Development of CNT thin film electrodes for lead ion sensing: a step toward scalable water quality monitoring
Gangwar et al. (2026): https://doi.org/10.1016/j.jelechem.2026.120284
Introduction
Heavy metal contamination in drinking water remains a major global concern because even trace concentrations can pose significant health risks. Electroanalytical sensing technologies offer rapid, sensitive, and on-site detection of these contaminants. In this article, we report a scalable and industrially viable carbon nanotube network thin-film (CNT-NTF) electrode for electrochemical detection of Pb²⁺ in water.
Carbon nanotubes grown by chemical vapor deposition were uniformly press-transferred onto PET substrates, enabling large-area, reproducible, and mass-producible sensor fabrication. The CNT-NTF sensors achieved sub-nanomolar (ppb) detection limits for Pb²⁺ with two distinct linear response ranges and reliable performance in buffer, simulated drinking water, tap water, and river water samples. The sensors detected Pb²⁺ well below WHO and US-EPA regulatory limits, maintained stable responses between 5 and 45 °C, and showed robust performance in the presence of As³⁺ and Cd²⁺.

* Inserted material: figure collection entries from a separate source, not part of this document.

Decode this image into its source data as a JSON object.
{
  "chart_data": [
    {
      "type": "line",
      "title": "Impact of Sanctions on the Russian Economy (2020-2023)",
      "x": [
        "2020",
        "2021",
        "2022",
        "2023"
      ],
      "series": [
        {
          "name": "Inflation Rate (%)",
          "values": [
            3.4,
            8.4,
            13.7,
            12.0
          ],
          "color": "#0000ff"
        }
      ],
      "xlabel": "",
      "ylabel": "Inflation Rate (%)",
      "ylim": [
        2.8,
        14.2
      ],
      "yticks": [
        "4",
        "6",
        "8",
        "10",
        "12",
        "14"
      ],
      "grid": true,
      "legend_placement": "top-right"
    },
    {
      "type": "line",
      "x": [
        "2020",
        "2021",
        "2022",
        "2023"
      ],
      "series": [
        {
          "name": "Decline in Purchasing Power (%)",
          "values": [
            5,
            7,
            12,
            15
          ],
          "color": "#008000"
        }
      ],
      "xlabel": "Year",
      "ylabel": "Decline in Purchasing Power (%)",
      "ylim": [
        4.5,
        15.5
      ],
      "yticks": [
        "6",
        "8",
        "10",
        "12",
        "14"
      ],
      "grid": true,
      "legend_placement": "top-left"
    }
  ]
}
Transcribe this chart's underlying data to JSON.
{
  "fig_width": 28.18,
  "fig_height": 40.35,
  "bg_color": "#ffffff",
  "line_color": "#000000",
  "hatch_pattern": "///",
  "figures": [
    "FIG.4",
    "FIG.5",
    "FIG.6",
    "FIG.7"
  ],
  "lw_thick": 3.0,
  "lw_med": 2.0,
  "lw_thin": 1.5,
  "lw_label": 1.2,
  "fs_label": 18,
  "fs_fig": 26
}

These results demonstrate the potential of the CNT-NTF platform as a scalable and cost-effective solution for monitoring heavy-metal contamination in water systems.
Main conclusions
- Proven sensing capabilities: The study successfully developed scalable carbon nanotube network thin-film (CNT-NTF) electrodes capable of detecting lead in drinking water with high sensitivity, stability, and reproducibility.
- Effective performance in real water samples: The electrodes reliably detected lead concentrations below WHO and EPA guideline limits in untreated tap and river water, without requiring added supporting electrolytes, across varying temperatures and water conductivities.
- Highly scalable manufacturing: The press-transfer fabrication method produced uniform and reproducible CNT films, addressing a key challenge of CNT sensor manufacturing and improving prospects for large-scale production.
- Strong potential for practical deployment: The sensor maintained competitive performance even in the presence of common interfering ions (e.g., As³⁺ and Cd²⁺), making it a promising low-cost solution for real-time lead monitoring, with future work focused on automated production and field validation.